Ainsi, la réalité, le droit et les principes démocratiques ne vont pas dans le sens du discours des ténors du pouvoir autocratique de Brazzaville sur la prétendue qualité de président de l’alternance de Sassou-Nguesso et rendent, par là-même, le référendum constitutionnel de 2002 juridiquement nul car, il est établi dans la doctrine et la jurisprudence françaises tout au moins, depuis l’expérience gaullienne de 1962, qu’un référendum n’est valide que si son recours est conforme à l’ordre en vigueur que, sur le fond, le juge constitutionnel vérifie depuis septembre 2000. Ordre qui, ici, comme on l’a démontré, aura été malmené par ce que l’on ne peut appeler autrement que par un coup d’Etat, et en cela, constitutionnellement condamné par la Constitution de 1992 au dernier alinéa de son préambule.

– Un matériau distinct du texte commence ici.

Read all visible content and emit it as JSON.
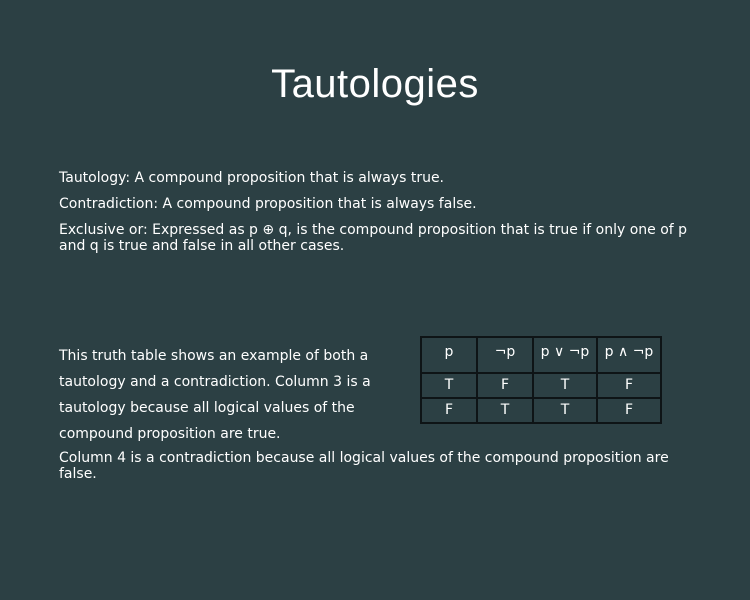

Ces questions, en dehors du contexte congolais plongé dans un véritable solipsisme politique, volontairement entretenu pour manipuler l’opinion nationale et justifier le retour sanglant du dictateur, sont de peu de portée car la nature putschiste du régime est sans équivoque aujourd’hui : quel rapport peut-on établir entre le prétendu retard d’organisation d’une élection présidentielle, monnaie courante en Afrique, et l’étranglement d’une Constitution régulièrement adoptée, ou encore le retour par effraction au pouvoir, sans préjudice des dizaines de milliers de morts, du général Sassou régulièrement battu antérieurement ! L’histoire universelle, je l’ai déjà dit, ne donne aucun exemple d’une prétendue provocation ou d’une guerre civile qui carbonise une constitution régulièrement adoptée !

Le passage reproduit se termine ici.